There is another important consideration: the window of opportunity for exercising an option can slam shut, in which case the option value is zero. There is no point learning everything you need to know to propose if on Valentine’s Day next year your girlfriend is dating somebody else. Before you decide to wait another year, it might be wise to be sure that she will wait too.
Yours in haste,
The Undercover Economist
March 12, 2005
I seem to have a thing about young women. I will not see forty again, and while my friends (the female ones, admittedly) insist that I should be dating sophisticated thirtysomething women with the aim of settling down, I find myself attracted to wild, volatile hell- raisers. There has been Kristen, eighteen, catwalk model; Irene, twenty-two, Swedish law student; Janine, twenty, French heiress; and, most recently, Fleur, twenty-three, polo player (my God). My friends tell me my later years will be lonely, barren, and desperate. Is it worth it?
Dear Mr. Humbert,
Contrary to popular belief, economists have an optimistic disposition. We believe that when individuals are free to choose, they find life is full of mutually beneficial interactions, such as the ones you and Fleur enjoy. We also believe that just because something is fun doesn’t mean it cannot last.

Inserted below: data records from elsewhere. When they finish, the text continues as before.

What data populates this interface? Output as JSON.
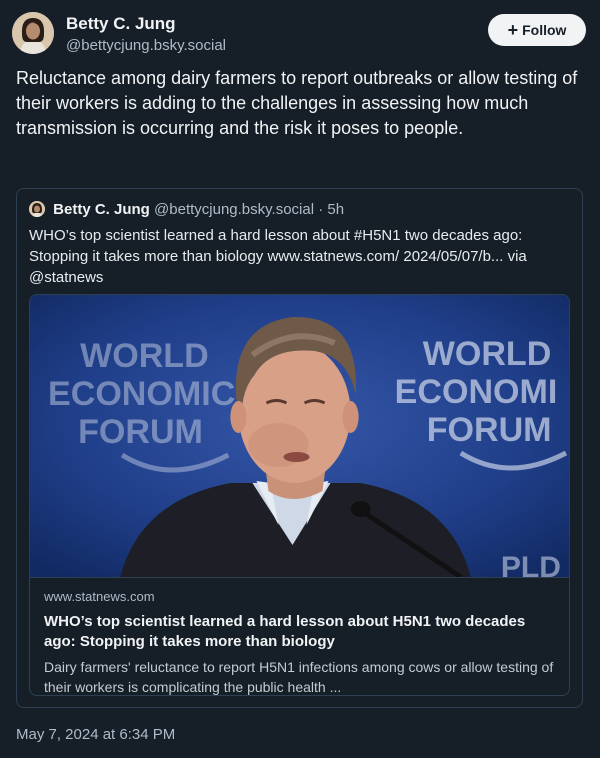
{
  "author": {
    "display_name": "Betty C. Jung",
    "handle": "@bettycjung.bsky.social"
  },
  "follow_button": {
    "label": "Follow",
    "icon": "plus-icon"
  },
  "post": {
    "text": "Reluctance among dairy farmers to report outbreaks or allow testing of their workers is adding to the challenges in assessing how much transmission is occurring and the risk it poses to people.",
    "timestamp": "May 7, 2024 at 6:34 PM"
  },
  "quote": {
    "display_name": "Betty C. Jung",
    "handle": "@bettycjung.bsky.social",
    "age": "· 5h",
    "text": "WHO’s top scientist learned a hard lesson about #H5N1 two decades ago: Stopping it takes more than biology www.statnews.com/ 2024/05/07/b... via @statnews",
    "card": {
      "domain": "www.statnews.com",
      "title": "WHO’s top scientist learned a hard lesson about H5N1 two decades ago: Stopping it takes more than biology",
      "description": "Dairy farmers' reluctance to report H5N1 infections among cows or allow testing of their workers is complicating the public health ...",
      "image_banner_left": [
        "WORLD",
        "ECONOMIC",
        "FORUM"
      ],
      "image_banner_right": [
        "WORLD",
        "ECONOMI",
        "FORUM"
      ]
    }
  },
  "colors": {
    "background": "#161e27",
    "border": "#2e4052",
    "muted_text": "#aebbc9",
    "primary_text": "#f1f3f5"
  }
}
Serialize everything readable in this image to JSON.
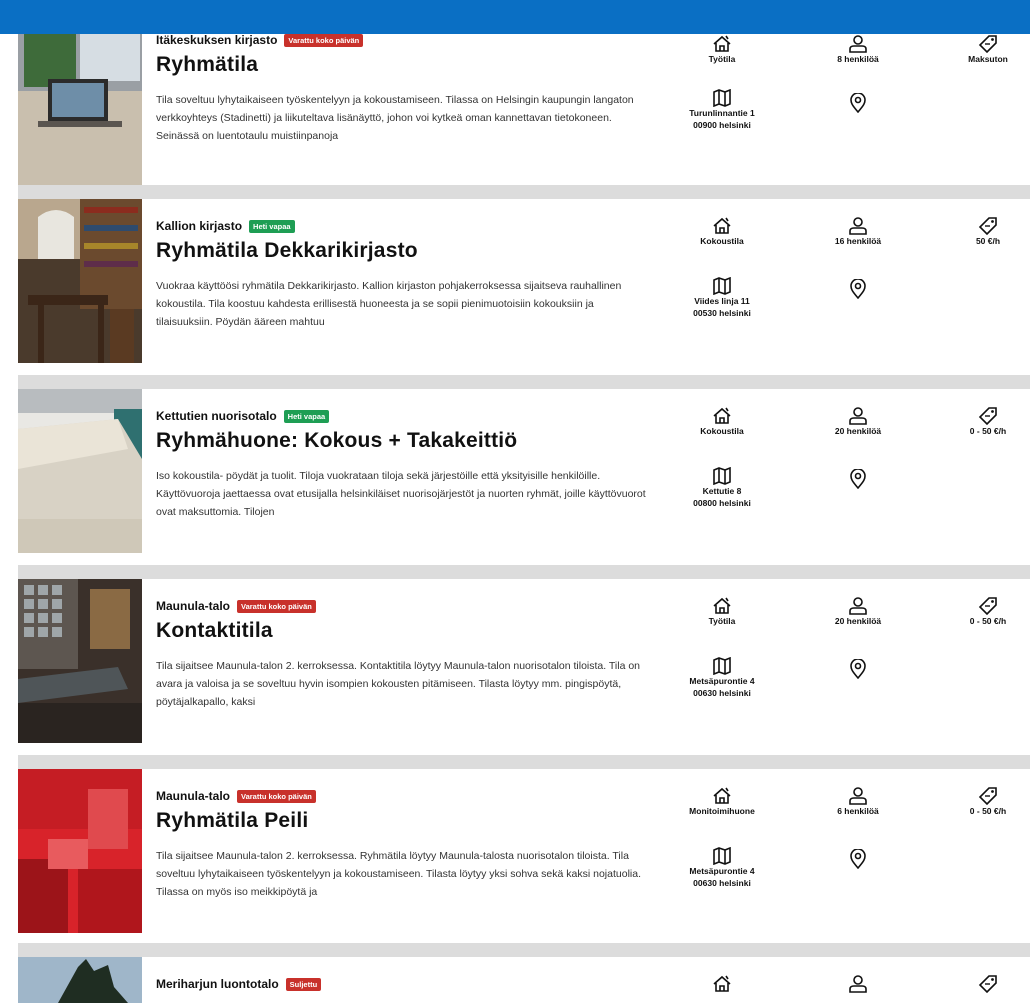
{
  "colors": {
    "top_bar": "#0a6fc4",
    "badge_reserved": "#c8312b",
    "badge_free": "#1e9e54",
    "separator": "#dcdcdc"
  },
  "icons": {
    "type": "house-icon",
    "capacity": "person-icon",
    "price": "tag-icon",
    "address": "map-icon",
    "location": "location-pin-icon"
  },
  "rooms": [
    {
      "venue": "Itäkeskuksen kirjasto",
      "status": "Varattu koko päivän",
      "status_kind": "red",
      "title": "Ryhmätila",
      "description": "Tila soveltuu lyhytaikaiseen työskentelyyn ja kokoustamiseen. Tilassa on Helsingin kaupungin langaton verkkoyhteys (Stadinetti) ja liikuteltava lisänäyttö, johon voi kytkeä oman kannettavan tietokoneen. Seinässä on luentotaulu muistiinpanoja",
      "type": "Työtila",
      "capacity": "8 henkilöä",
      "price": "Maksuton",
      "street": "Turunlinnantie 1",
      "postal": "00900 helsinki"
    },
    {
      "venue": "Kallion kirjasto",
      "status": "Heti vapaa",
      "status_kind": "green",
      "title": "Ryhmätila Dekkarikirjasto",
      "description": "Vuokraa käyttöösi ryhmätila Dekkarikirjasto. Kallion kirjaston pohjakerroksessa sijaitseva rauhallinen kokoustila.  Tila koostuu kahdesta erillisestä huoneesta ja se sopii pienimuotoisiin kokouksiin ja tilaisuuksiin. Pöydän ääreen mahtuu",
      "type": "Kokoustila",
      "capacity": "16 henkilöä",
      "price": "50 €/h",
      "street": "Viides linja 11",
      "postal": "00530 helsinki"
    },
    {
      "venue": "Kettutien nuorisotalo",
      "status": "Heti vapaa",
      "status_kind": "green",
      "title": "Ryhmähuone: Kokous + Takakeittiö",
      "description": "Iso kokoustila- pöydät ja tuolit.  Tiloja vuokrataan tiloja sekä järjestöille että yksityisille henkilöille.  Käyttövuoroja jaettaessa ovat etusijalla helsinkiläiset nuorisojärjestöt ja nuorten ryhmät, joille käyttövuorot ovat maksuttomia.  Tilojen",
      "type": "Kokoustila",
      "capacity": "20 henkilöä",
      "price": "0 - 50 €/h",
      "street": "Kettutie 8",
      "postal": "00800 helsinki"
    },
    {
      "venue": "Maunula-talo",
      "status": "Varattu koko päivän",
      "status_kind": "red",
      "title": "Kontaktitila",
      "description": "Tila sijaitsee Maunula-talon 2. kerroksessa. Kontaktitila löytyy Maunula-talon nuorisotalon tiloista. Tila on avara ja valoisa ja se soveltuu hyvin isompien kokousten pitämiseen. Tilasta löytyy mm. pingispöytä, pöytäjalkapallo, kaksi",
      "type": "Työtila",
      "capacity": "20 henkilöä",
      "price": "0 - 50 €/h",
      "street": "Metsäpurontie 4",
      "postal": "00630 helsinki"
    },
    {
      "venue": "Maunula-talo",
      "status": "Varattu koko päivän",
      "status_kind": "red",
      "title": "Ryhmätila Peili",
      "description": "Tila sijaitsee Maunula-talon 2. kerroksessa. Ryhmätila löytyy Maunula-talosta nuorisotalon tiloista. Tila soveltuu lyhytaikaiseen työskentelyyn ja kokoustamiseen. Tilasta löytyy yksi sohva sekä kaksi nojatuolia. Tilassa on myös iso meikkipöytä ja",
      "type": "Monitoimihuone",
      "capacity": "6 henkilöä",
      "price": "0 - 50 €/h",
      "street": "Metsäpurontie 4",
      "postal": "00630 helsinki"
    },
    {
      "venue": "Meriharjun luontotalo",
      "status": "Suljettu",
      "status_kind": "red"
    }
  ]
}
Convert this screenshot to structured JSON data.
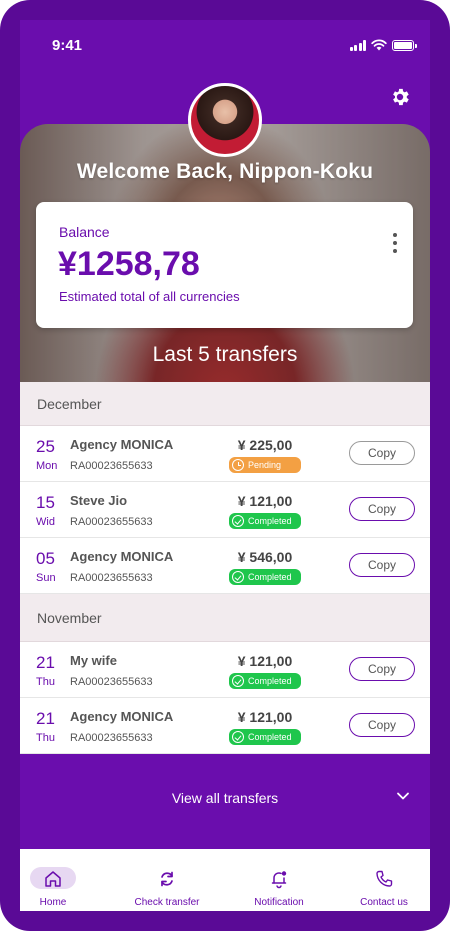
{
  "status_bar": {
    "time": "9:41"
  },
  "header": {
    "welcome": "Welcome Back, Nippon-Koku"
  },
  "balance": {
    "label": "Balance",
    "amount": "¥1258,78",
    "subtitle": "Estimated total of all currencies"
  },
  "transfers_title": "Last 5 transfers",
  "groups": [
    {
      "month": "December",
      "items": [
        {
          "day": "25",
          "weekday": "Mon",
          "name": "Agency MONICA",
          "ref": "RA00023655633",
          "amount": "¥ 225,00",
          "status": "Pending",
          "copy": "Copy"
        },
        {
          "day": "15",
          "weekday": "Wid",
          "name": "Steve Jio",
          "ref": "RA00023655633",
          "amount": "¥ 121,00",
          "status": "Completed",
          "copy": "Copy"
        },
        {
          "day": "05",
          "weekday": "Sun",
          "name": "Agency MONICA",
          "ref": "RA00023655633",
          "amount": "¥ 546,00",
          "status": "Completed",
          "copy": "Copy"
        }
      ]
    },
    {
      "month": "November",
      "items": [
        {
          "day": "21",
          "weekday": "Thu",
          "name": "My wife",
          "ref": "RA00023655633",
          "amount": "¥ 121,00",
          "status": "Completed",
          "copy": "Copy"
        },
        {
          "day": "21",
          "weekday": "Thu",
          "name": "Agency MONICA",
          "ref": "RA00023655633",
          "amount": "¥ 121,00",
          "status": "Completed",
          "copy": "Copy"
        }
      ]
    }
  ],
  "view_all": "View all transfers",
  "tabs": [
    {
      "label": "Home",
      "icon": "home-icon",
      "active": true
    },
    {
      "label": "Check transfer",
      "icon": "exchange-icon",
      "active": false
    },
    {
      "label": "Notification",
      "icon": "bell-icon",
      "active": false
    },
    {
      "label": "Contact us",
      "icon": "phone-icon",
      "active": false
    }
  ],
  "colors": {
    "brand": "#6a0dad",
    "completed": "#1fc64c",
    "pending": "#f3a043"
  }
}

The contrary view—the view your friends hold—is that you need to drop Fleur like a hot potato and find yourself a member of the Bridget Jones generation. There are two possible reasons. First, perhaps women, like wine, improve with age. Your friends may believe this, but when it comes to your happiness, your own preferences must be sovereign. Second, perhaps it is worth giving up your playboy lifestyle now to avoid loneliness later.
But I believe that your friends are giving you bad advice because they are jealous. Given that you are already successfully dating people half your age, why will this suddenly stop? Even if your hell- raisers grow tired of you, you may then find that single women of a certain age are a renewable resource. But the most important reason for advising you to stick to girls is my own conscience: I am not sure the sophisticated women of the world could bear to experience your charms just yet.
The Undercover Economist
July 2, 2005
I believe that there is an inexplicable shortage of sex. Given that studies show that women and men enjoy it more than most other activities, and given its intrinsically low cost, it appears that even a crude approximation of a utility-maximizing person would probably spend much more time having sex than most. Do you know of any economic discussion of this?